New life at Nine75
It’s quickly becoming the story that never ends. After the surprise announcement on September 29 that Jim Sullivan was closing both Nine75 (975 Lincoln Street) and Ocean (201 Columbine Street) -- the last two properties remaining in the Sullivan Restaurant Group—and all the fallout that came from staff suddenly left without paychecks and pissed about how the whole thing had gone down, I just got word ten minutes ago that Nine75 will be reopening.
Yeah, you read that right. Down for just a little over a week, Nine75 was actually bought hours after the closing was announced by Jet Entertainment Group and former Sullivan Restaurant Group COO and manager George Eder, who left SRG for Jet about a year and a half ago.
“It was never badly broken,” Eder said of Nine75. “It just lost its way.” And quickly, he and the rest of the Jet partners figured out that if they could only get it back on the path it’d been heading down a year or so ago, they might yet be able to make a couple nickels off the place.
As for how they're getting the space turned around so fast, Eder gave me a very succinct explanation: “You know me. I’m nuts.”

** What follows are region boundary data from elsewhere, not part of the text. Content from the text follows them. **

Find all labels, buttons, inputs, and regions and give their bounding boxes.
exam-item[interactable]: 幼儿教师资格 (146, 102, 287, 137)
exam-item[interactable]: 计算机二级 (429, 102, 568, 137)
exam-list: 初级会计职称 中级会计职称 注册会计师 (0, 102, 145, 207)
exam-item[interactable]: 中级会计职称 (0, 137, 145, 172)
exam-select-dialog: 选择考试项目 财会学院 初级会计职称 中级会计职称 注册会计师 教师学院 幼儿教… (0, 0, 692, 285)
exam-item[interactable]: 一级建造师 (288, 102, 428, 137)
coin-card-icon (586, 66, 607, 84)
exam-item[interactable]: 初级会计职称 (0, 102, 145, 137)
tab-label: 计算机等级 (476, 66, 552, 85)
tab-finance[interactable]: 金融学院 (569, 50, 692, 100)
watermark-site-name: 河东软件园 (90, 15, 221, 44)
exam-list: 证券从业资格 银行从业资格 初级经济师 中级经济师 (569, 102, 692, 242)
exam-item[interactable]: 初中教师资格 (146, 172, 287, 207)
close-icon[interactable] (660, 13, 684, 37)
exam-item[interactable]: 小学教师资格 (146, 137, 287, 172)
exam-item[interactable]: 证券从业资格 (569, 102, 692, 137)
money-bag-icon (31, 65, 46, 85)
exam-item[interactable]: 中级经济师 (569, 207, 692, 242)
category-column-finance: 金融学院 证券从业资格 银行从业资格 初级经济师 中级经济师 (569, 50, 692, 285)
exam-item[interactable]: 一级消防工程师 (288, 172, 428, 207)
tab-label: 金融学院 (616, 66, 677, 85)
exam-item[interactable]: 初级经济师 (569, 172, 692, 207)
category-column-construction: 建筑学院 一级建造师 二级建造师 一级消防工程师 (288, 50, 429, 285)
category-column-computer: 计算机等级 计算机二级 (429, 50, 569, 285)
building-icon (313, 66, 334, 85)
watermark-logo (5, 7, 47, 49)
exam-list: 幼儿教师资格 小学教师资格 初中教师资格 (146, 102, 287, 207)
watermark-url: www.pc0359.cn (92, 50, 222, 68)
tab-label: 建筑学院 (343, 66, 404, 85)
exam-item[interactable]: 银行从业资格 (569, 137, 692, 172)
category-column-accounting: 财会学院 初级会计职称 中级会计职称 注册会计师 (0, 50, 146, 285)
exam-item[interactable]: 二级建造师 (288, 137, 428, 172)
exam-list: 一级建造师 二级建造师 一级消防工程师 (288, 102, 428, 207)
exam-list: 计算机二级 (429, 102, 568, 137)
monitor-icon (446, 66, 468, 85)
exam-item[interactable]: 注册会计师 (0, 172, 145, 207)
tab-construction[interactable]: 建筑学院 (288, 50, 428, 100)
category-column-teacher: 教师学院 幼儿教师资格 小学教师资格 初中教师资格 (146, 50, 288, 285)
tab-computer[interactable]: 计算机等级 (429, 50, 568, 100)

It helped, though, that Nine75 was basically turn-key—most of the damage had been more metaphysical than actual, more economic than structural. “You clean it, you contact some vendors, pay them some money and they bring you food,” Eder said. “Simple as that.” He told me that he and his crew were there cleaning right now, working towards this Friday’s reopening.
The space will remain Nine75 and will run (at least for now) with both the menu and much of the staff that was there when Jim Sullivan closed the doors. “It got a little expensive, a little frou-frou,” Eder said. Ultimately, they plan to return the place to what it was like it first opened (and I first reviewed it): upscale comfort food with a modern twist.
“Comfort food means you’ve got to be comfortable with the price, too,” he added. To that end, Eder picked up chef Jose Guerrero, ex of Ocean, to take the chef’s post in the kitchen.
And most of those employees who hadn’t already found jobs? They’re being welcomed back with open arms. “I worked with a lot of these people,” Eder said, explaining that they were good people who got stuck in a bad situation.